The Climate-Circular Economy Nexus

By: John A. Lanier

These dire facts are why the Ellen MacArthur Foundation and Materials Economy conducted this study. They wanted to show that scaling the circular economy is a necessary condition to reversing global warming, and they are right.

Buckle up; this could be a bumpy ride. This stuff is important though, so hang with me here. The outlook may be bleak, but ignorance is far from bliss when it comes to our carbon budget.

As I teased last week, I want to share my thoughts on the Ellen MacArthur Foundation’s recent paper, published in collaboration with Material Economics, called “Completing the Picture: How The Circular Economy Tackles Climate Change.” It’s an outstanding piece of work, and I applaud everyone who contributed to it. But I feel compelled to start by highlighting two portions of their paper that felt like punches-in-the-gut when I read them.

First, a quote from page 15 – “There are powerful economic forces behind the damaging increase in GHG emissions. The trend has been driven by the rapid industrialisation of emerging economies and mass consumption in developed economies. This pattern is set to increase in the future. By 2050, the global population is projected to reach 10 billion. It is predicted that an emerging-market middle class will double its share of global consumption from one-third to two-thirds, and the world economy is expected to quadruple. This welcome, broad-based rise in prosperity will cause emissions to exhaust the available carbon budget by a large margin.”

Yes, the rise in prosperity for those people in emerging economies is welcome. Nonetheless, such a rapid expansion in the economy leaves me disturbed. It’s hard enough to decarbonize our $84.8 trillion global economy as it stands, and we’ve been eating that elephant one bite at a time for some time now. In three decades, we may look up and realize three new elephants were added to our plates.

The second gut punch, this time from the graph on page 17 - Our carbon budget for energy and industrial emissions to keep average temperature rise to 1.5°C by 2100 (i.e. the maximum amount of carbon we can emit to meet science-based climate goals) is 500 gigatons. Even with best available energy efficiency and zero carbon energy, materials production by itself will overshoot that carbon budget by 149 gigatons!!!

I’ll state it again, simpler this time. Just the way we make and consume stuff, setting aside energy, will still cause us to miss the Paris Climate goals.

These dire facts are why the Ellen MacArthur Foundation and Material Economics conducted this study. They wanted to show that scaling the circular economy is a necessary condition to reversing global warming, and they are right.

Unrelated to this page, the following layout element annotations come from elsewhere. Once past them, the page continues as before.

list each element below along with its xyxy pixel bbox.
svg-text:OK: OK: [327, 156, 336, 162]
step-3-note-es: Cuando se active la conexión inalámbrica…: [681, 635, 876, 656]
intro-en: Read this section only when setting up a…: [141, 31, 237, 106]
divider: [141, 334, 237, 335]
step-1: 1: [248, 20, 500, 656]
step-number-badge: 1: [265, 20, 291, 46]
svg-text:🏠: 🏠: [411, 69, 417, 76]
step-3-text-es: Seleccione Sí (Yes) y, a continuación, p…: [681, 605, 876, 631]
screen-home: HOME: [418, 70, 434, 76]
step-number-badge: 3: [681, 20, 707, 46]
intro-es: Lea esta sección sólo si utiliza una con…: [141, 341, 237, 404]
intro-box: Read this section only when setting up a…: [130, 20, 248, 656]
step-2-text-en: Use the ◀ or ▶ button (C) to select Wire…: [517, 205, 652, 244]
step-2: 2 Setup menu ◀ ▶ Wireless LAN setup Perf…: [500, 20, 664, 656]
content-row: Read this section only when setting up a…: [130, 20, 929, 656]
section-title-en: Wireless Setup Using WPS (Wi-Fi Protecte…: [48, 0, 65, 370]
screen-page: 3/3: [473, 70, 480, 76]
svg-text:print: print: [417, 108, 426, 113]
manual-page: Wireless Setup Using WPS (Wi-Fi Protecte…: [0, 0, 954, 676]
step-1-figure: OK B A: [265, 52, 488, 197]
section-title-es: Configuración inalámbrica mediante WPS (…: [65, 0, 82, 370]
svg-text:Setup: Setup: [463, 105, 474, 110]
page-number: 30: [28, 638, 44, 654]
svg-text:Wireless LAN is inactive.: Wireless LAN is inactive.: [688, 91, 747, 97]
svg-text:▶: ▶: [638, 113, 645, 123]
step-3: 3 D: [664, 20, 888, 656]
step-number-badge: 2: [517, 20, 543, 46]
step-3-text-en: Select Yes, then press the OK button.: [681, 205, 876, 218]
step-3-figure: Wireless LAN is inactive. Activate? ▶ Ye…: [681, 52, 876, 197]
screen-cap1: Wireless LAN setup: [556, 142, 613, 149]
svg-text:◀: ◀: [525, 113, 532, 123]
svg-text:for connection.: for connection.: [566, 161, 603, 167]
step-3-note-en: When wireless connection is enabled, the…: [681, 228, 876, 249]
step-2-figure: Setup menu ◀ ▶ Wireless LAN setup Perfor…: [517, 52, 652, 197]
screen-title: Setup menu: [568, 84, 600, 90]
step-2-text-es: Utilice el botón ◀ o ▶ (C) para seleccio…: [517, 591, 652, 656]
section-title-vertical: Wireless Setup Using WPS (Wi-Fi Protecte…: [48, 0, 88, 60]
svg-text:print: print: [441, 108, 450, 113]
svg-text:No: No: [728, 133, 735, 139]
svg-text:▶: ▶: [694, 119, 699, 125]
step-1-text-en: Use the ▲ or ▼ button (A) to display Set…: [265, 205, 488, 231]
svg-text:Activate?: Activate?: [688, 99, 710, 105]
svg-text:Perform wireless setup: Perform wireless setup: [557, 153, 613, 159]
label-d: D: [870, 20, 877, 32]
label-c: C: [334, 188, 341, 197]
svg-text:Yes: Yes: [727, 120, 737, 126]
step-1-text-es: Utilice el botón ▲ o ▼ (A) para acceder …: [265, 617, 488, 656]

Once again from the paper, page 21 this time - “Applying circular economy principles to transform the way goods and materials are produced and used in the economy would offer significant potential to reduce GHG emissions. These can be summarized as follows: Design out waste and pollution to reduce GHG emissions; Keep products and materials in use to retain the embodied energy in products and materials; Regenerate natural systems to sequester carbon in soil and products” (emphasis in the original).

You can find a lot more material in the paper, and I urge you to read it all. In particular, they do a deep-dive in various sectors, including the built environment, transportation, and food systems. I suppose I focused more on the problem side of the coin in this post (apologies), but their research goes in-depth on the solution side as well. Further, the economic case for scaling circular economy solutions is tremendous.

My bottom-line in this post is simple though. Solving global warming won’t be easy, but take heart in knowing that solutions are literally everywhere. We can all be a part of creating the circular economy and reversing global warming, all at the same time.